The picture ran on myriad TV news broadcasts and was on the Aug. 13 front pages of newspapers in dozens of cities, including The Washington Post. Few reports about Charlottesville fail to include the image.
Kelly started his job at Ardent Craft Ales less than 48 hours after he took the shot. The break from journalism, he said, helped him gain some soothing distance from the trauma of his last day as a full-time photojournalist. But the image continued to shape his year. Twitter trolls accused him of doctoring the photo.

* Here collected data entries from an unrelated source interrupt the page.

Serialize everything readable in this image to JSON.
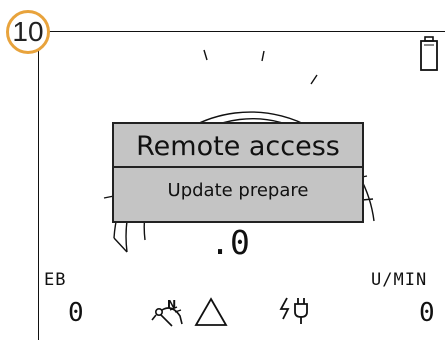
{
  "step_number": "10",
  "dialog": {
    "title": "Remote access",
    "message": "Update prepare"
  },
  "gauge": {
    "reading": ".0"
  },
  "left_readout": {
    "label": "EB",
    "value": "0"
  },
  "right_readout": {
    "label": "U/MIN",
    "value": "0"
  },
  "status_icons": [
    "neutral-engine-icon",
    "warning-triangle-icon",
    "electric-plug-icon"
  ],
  "battery_icon": "battery-icon",
  "colors": {
    "badge_border": "#e8a33c",
    "dialog_background": "#c4c4c4",
    "foreground": "#111111"
  }
}
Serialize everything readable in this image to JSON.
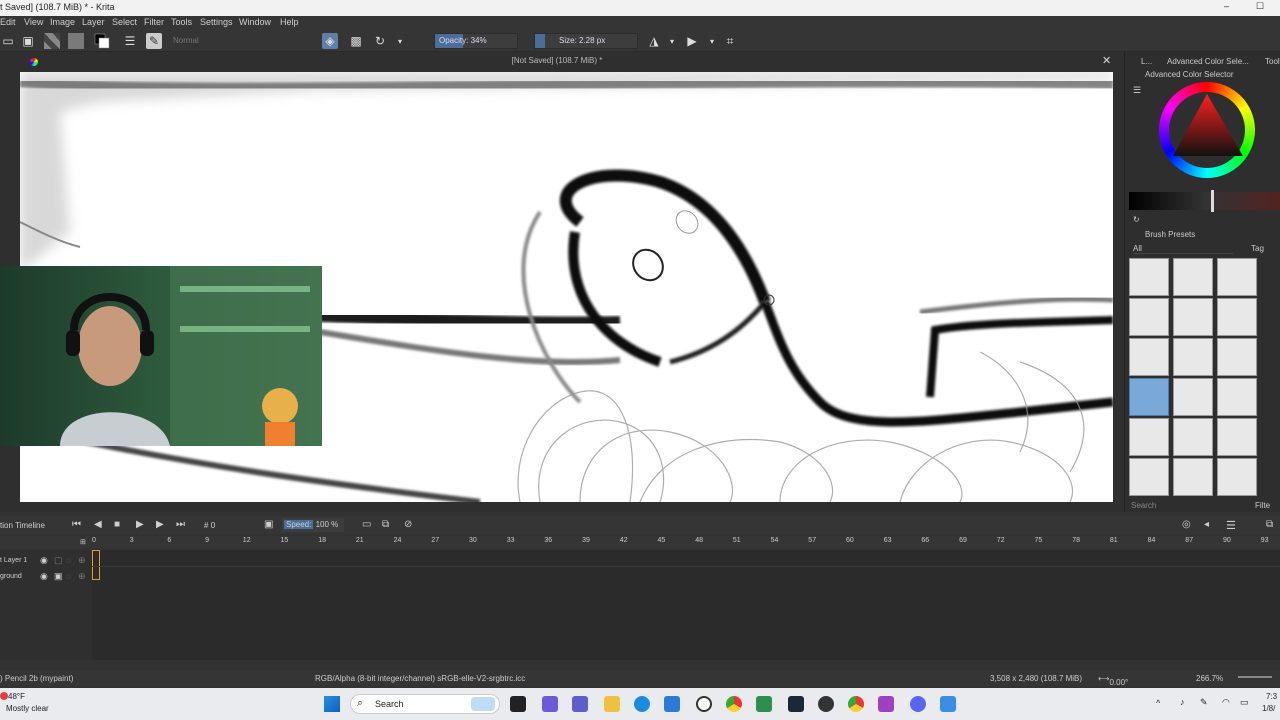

He worried how Heyer's family would feel about it until he met Bro at Marissa and Marcus's wedding, and she assured him that she appreciated his images and the understanding they gave her.
From his peers, the picture brought nothing but acclaim.
On April 16, he and his wife were flying home from Amsterdam, where he had accepted an award for the photo. "We landed, I turned on my phone, and it was just swamped with texts and tweets and calls," Kelly said.
He had won the Pulitzer Prize for breaking-news photography, an accolade that leaves him both proud and pensive.
"I've also been very aware that it came at the expense of the death of Heather Heyer, of dozens of other people being injured, of Charlottesville being torn apart," Kelly said, sitting amid the kegs and barrels of his new life. "I think about that every day."